I am a little confused. I have been told that electrons carry a charge of $-1.6 \cdot 10^{-19}$ coulombs, and that 1 coulomb is $6.25 \cdot 10^{18}$ electrons, and $1 \,\mathrm{A}$ is the current from when $1$ coulomb of charge flows in $1$ second.

However, when we are asked questions such as 'How many electrons pass a point when a current of $0.4\,\mathrm A$ flows for $900$ seconds?'

I understand $Q = I \cdot t = 0.4 \cdot 900 = 360\,\mathrm C$ and

$$\text{no. of electrons} = \dfrac{\text{total charge}}{\text{charge of one electron}}$$

so

$$\text{no. of electrons} = \frac{360}{-1.6 \cdot 10^{-19}} = -2.25 \cdot 1021$$

So do I just give my answer as a negative number of electrons? Or do I just totally ignore the negative sign?

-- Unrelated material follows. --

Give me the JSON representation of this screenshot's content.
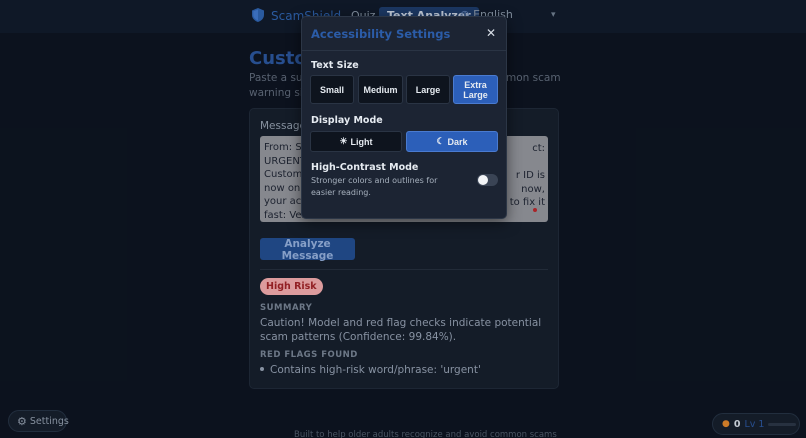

• It is a sign convention. Note also that the question did not ask which way the electrons went. – Jon Custer Sep 12 '16 at 13:48
• conventionnal sense of the current ... – user46925 Sep 12 '16 at 13:49
• Related: physics.stackexchange.com/q/17109/2451 and links therein. – Qmechanic Sep 12 '16 at 14:35

A more rigorous version would be to recognize that what's actually happening is that you have $2.25\cdot 10^{21}$ electrons traveling in the opposite direction of the current. It's that opposite direction that accounts for the minus sign.